A team of foreign scientists has determined that the most frightening word in the Korean language is '우리', which approximately translates as 'we', 'our', 'not you' and 'you will never be one of us'. The longer I live in Korea, the more this word scares me.
As you might be able to tell from the way I write, I'm not an English teacher, although I am actually English, so any perceived misspellings are probably down to the differences between the Real English I speak and American Genuine Advantage English. Generally of course, Korea prefers Americans to native English native English teachers, but I don't teach because I work for myself as a financial trader, although after seven years I'm now thoroughly bored with it. Seven years is a long time to do anything - just ask your spouse.
I met my wife in England so I don't need one of those cover stories that some foreigners use to avoid telling the real version of how they met their spouse in Korea, which might otherwise involve words like 'bargirl' and 'student'. It also means I had no particular interest in South Korea before I set myself on the path of living here, which I prefer to think of as a collision course. I came to Busan in 2006 to get married and take a six month break which I needed after developing Meniere's Disease and being really sick for over a year. Then the British government exiled me by refusing to grant my wife a spousal visa on the grounds that they "didn't believe I intended to return to the UK to live." Even I can’t make up comedy like that. I only didn't laugh out loud because I was afraid if I did, my head would've fallen off, which no doubt would have made the appeal process even more difficult.
We eventually did go back after winning a long and expensive legal case, and my wife passed the required "Life in the UK" test, which surprisingly doesn't yet involve performing any random acts of violence to demonstrate the ability to integrate.
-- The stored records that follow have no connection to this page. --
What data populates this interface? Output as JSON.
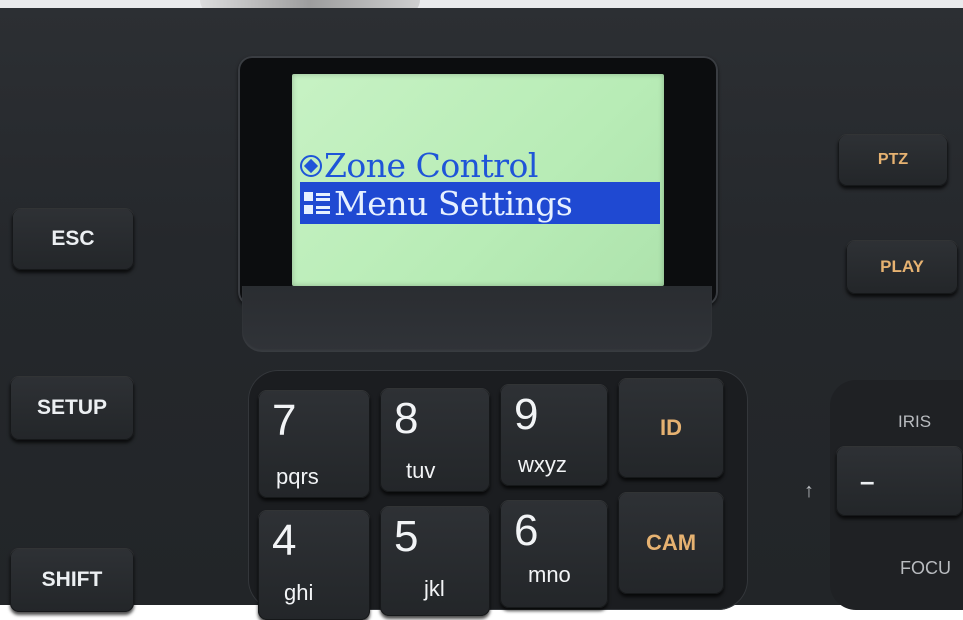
{
  "lcd": {
    "row1": "Zone Control",
    "row2": "Menu Settings",
    "row1_icon": "radio-selected-icon",
    "row2_icon": "menu-grid-icon",
    "highlight_color": "#1f49d2",
    "text_color": "#1f55d8",
    "background_color": "#bdeebb"
  },
  "left_keys": {
    "esc": "ESC",
    "setup": "SETUP",
    "shift": "SHIFT"
  },
  "right_keys": {
    "ptz": "PTZ",
    "play": "PLAY",
    "iris_label": "IRIS",
    "iris_minus": "–",
    "focus_label": "FOCU",
    "arrow": "↑"
  },
  "keypad": {
    "k7": {
      "digit": "7",
      "letters": "pqrs"
    },
    "k8": {
      "digit": "8",
      "letters": "tuv"
    },
    "k9": {
      "digit": "9",
      "letters": "wxyz"
    },
    "k4": {
      "digit": "4",
      "letters": "ghi"
    },
    "k5": {
      "digit": "5",
      "letters": "jkl"
    },
    "k6": {
      "digit": "6",
      "letters": "mno"
    },
    "id": "ID",
    "cam": "CAM"
  }
}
But then we returned to Korea when the time came to extend my wife's visa, because I realised I have better things to do with my life than spending it in immigration lawyers' offices. When I was growing up I wanted to be a physicist (not clever enough), a writer (not experienced enough), a politician (not intolerant and dictatorial enough) and a software developer (which I finally quit for financial trading), but at no point did I consider making a career out of fighting the British government.
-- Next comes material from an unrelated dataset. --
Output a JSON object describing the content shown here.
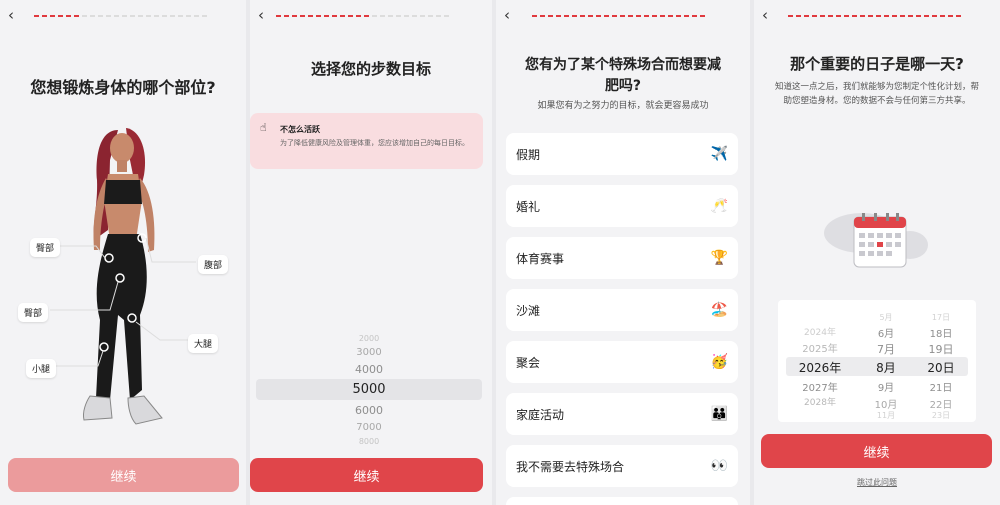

In 2010 with my illness finally in remission - or at least the best remission I’m evidently going to get - I started doing a regular ten minute guest slot on Busan eFM. Committing to a live radio show at a fixed time every week was a huge personal step forward for me. After reaching the end of the line with trading, I'm now even looking for a proper job.
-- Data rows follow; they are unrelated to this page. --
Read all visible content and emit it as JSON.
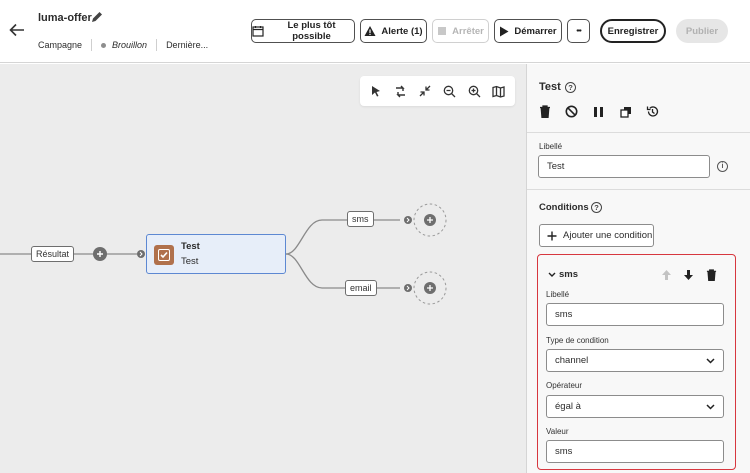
{
  "header": {
    "title": "luma-offer",
    "type": "Campagne",
    "status": "Brouillon",
    "last": "Dernière...",
    "buttons": {
      "asap": "Le plus tôt possible",
      "alert": "Alerte (1)",
      "stop": "Arrêter",
      "start": "Démarrer",
      "more": "•••",
      "save": "Enregistrer",
      "publish": "Publier"
    }
  },
  "canvas": {
    "result_label": "Résultat",
    "node_title": "Test",
    "node_subtitle": "Test",
    "branch_sms": "sms",
    "branch_email": "email"
  },
  "panel": {
    "title": "Test",
    "label_caption": "Libellé",
    "label_value": "Test",
    "conditions_title": "Conditions",
    "add_condition": "Ajouter une condition",
    "condition": {
      "name": "sms",
      "label_caption": "Libellé",
      "label_value": "sms",
      "type_caption": "Type de condition",
      "type_value": "channel",
      "operator_caption": "Opérateur",
      "operator_value": "égal à",
      "value_caption": "Valeur",
      "value_value": "sms"
    }
  },
  "colors": {
    "node_bg": "#e7eef9",
    "node_border": "#5d88d2",
    "node_icon": "#b0714d",
    "highlight": "#d7373f",
    "canvas_bg": "#ececec"
  }
}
Statistically you aren't reading this blog, and that's OK. I write for the self-therapy, the intellectual challenge of crafting the words people aren't reading, and for posterity. If one day my children read this and understand a little bit more about me for it, then it has served its purpose, even if it's to understand that I really was as intellectually bankrupt and alienated as I might have appeared.
Generally I like my life in Korea, but life in this country isn't perfect - you only need to read the Korean newspapers to see what Koreans say about life here to understand that. Sometimes overseas Koreans - or anonymous Westerners in cultural drag - like to demonstrate their boredom and inability to engage in critical thinking by suggesting that I am 'too negative' about Korea, which only serves to prove that while I have Meniere’s Disease, it is other people who have real problems with their sense of balance.
If, on balance, life here were not better than the one I left behind in England, then I wouldn't be living in Korea. But I tend towards not writing the kind of relentlessly-positive material that would get me published on Korea.com. Someone once said that the problem with many Koreans is that if you scratch the surface, all you get is more surface - but in my experience some foreigners are just the same.
English people are often known for their irreverent humor (sic), so I'd like to clear up any cultural misunderstandings and say that anything in this blog which appears sardonic, sarcastic or just downright bitchy is probably is, but I often write with my tongue firmly buried in my cheek - as opposed to someone else's - and not just because of the problems I have with my jaw.